Coming from a musical household, Isaiah Sharkey has always had an aptitude for music. The Chicago native began his musical career at 4-years-old under the instruction of his father and went on to pursue playing the guitar. It wasn’t long before the 29-year-old became a young talent to watch out for. He started his recording career working with various gospel artists and D’Angelo. Since he has recorded and toured with numerous world-renowned artists such as Patti Labelle, Brian Mcknight, Boyz II Men, Jennifer Hudson and more.
On May 1, 2020 the Grammy award-winning artist will showcase his talents as Mariano’s and the Illinois Lottery will host a digital one-hour live stream on their Mariano’s Market Facebook page. The streams will come live from artists’ homes or studios and feature genres ranging from jazz, indie, rock, soul, and more.
We spoke with Sharkey ahead of the performance about his career and what he hopes to bring to the community with this collaborative effort.
What do you musically feed audiences when they are able to see you in such an intimate setting?
This type of performance would be about feeling the moment and getting all of what I have as far as experience with music and what I’m influenced by from rock, to jazz, to R&B, to blues, to gospel [and] to funk. That’s what people can expect when I’m performing. Just to hear my heart and everything that’s ever been an influence or had an impact on me.
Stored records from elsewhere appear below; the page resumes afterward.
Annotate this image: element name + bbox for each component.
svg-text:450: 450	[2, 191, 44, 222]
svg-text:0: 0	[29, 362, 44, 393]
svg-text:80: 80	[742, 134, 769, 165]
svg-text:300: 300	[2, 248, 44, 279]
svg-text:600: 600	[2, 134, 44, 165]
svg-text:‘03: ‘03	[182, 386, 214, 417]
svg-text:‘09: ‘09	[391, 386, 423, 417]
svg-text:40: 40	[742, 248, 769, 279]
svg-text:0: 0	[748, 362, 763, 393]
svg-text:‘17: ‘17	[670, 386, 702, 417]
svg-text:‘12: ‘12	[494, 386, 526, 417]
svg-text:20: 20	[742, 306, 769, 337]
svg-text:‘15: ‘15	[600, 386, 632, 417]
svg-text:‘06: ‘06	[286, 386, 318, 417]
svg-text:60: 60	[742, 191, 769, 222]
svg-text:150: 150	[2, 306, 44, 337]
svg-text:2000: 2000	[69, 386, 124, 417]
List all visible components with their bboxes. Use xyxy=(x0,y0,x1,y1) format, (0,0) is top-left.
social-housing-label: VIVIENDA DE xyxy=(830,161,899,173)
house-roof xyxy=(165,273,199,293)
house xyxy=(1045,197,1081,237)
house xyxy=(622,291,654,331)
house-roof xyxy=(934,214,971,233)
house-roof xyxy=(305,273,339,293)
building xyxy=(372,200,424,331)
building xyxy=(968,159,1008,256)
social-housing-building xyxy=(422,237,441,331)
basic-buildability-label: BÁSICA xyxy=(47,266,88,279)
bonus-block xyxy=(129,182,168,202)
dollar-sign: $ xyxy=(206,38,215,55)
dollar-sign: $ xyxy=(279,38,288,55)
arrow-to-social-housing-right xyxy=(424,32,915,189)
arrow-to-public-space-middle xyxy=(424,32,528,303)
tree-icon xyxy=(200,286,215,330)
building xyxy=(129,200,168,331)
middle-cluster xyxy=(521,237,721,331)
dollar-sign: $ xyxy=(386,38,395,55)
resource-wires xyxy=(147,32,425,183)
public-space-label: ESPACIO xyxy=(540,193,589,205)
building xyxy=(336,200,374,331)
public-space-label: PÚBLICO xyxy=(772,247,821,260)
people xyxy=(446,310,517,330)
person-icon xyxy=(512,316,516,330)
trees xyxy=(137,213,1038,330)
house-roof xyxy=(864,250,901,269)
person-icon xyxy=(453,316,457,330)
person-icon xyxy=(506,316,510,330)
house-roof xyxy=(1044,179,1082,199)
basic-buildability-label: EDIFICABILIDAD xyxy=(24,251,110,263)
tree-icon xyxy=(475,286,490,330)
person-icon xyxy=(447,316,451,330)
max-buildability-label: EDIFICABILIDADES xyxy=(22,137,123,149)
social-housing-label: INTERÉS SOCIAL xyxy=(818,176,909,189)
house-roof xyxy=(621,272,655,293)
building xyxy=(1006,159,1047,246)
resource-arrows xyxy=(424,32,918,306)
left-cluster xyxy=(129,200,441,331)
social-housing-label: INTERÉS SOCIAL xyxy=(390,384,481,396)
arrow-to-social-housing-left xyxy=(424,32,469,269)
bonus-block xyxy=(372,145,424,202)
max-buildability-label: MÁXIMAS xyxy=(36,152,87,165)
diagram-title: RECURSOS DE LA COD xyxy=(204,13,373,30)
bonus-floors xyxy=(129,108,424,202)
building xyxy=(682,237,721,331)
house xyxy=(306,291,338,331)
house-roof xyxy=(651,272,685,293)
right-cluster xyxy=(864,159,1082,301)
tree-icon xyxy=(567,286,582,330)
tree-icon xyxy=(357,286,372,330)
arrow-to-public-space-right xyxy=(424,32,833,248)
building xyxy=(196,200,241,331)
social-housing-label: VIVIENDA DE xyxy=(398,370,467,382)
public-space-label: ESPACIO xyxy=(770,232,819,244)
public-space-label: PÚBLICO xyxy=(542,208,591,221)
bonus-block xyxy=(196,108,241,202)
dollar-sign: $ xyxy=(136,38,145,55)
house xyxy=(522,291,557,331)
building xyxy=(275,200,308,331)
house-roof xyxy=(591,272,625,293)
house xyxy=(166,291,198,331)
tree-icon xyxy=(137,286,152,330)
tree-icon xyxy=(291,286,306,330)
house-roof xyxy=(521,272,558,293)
What do you hope people will get from your Mariano’s performance?
Hopefully a sense of peace, love, hope and courage. And just giving them some positive vibes and giving my gifts to them. That’s what it’s all about. I plan on hopefully being able to take people’s mind, you know, off of all that’s going on. I want to be able to share just a moment to let them know it’s going to be alright.
What advice do you have for young musicians on how to prepare themselves?
Musically, you want to perfect your craft, and you want to be on point. You want to make sure that you’re equipped to handle the job on stage. If they send you music, make sure you learn the music and make sure that you keep your ears and your eyes open. It’s not just saying ”Oh, I’m a good musician so I can play the song,” but being able to listen to each other and know when to play and when not to play. Study the textures of the song and the tones and study how the song should be approached.
What does it feel like when you’re a musician and you earn a Grammy?
It’s a great feeling. It’s a blessing. It humbles you to know that anything that you put love, energy, faith and efforts into you can achieve. It’s a great feeling an unreal, surreal moment to receive something like that.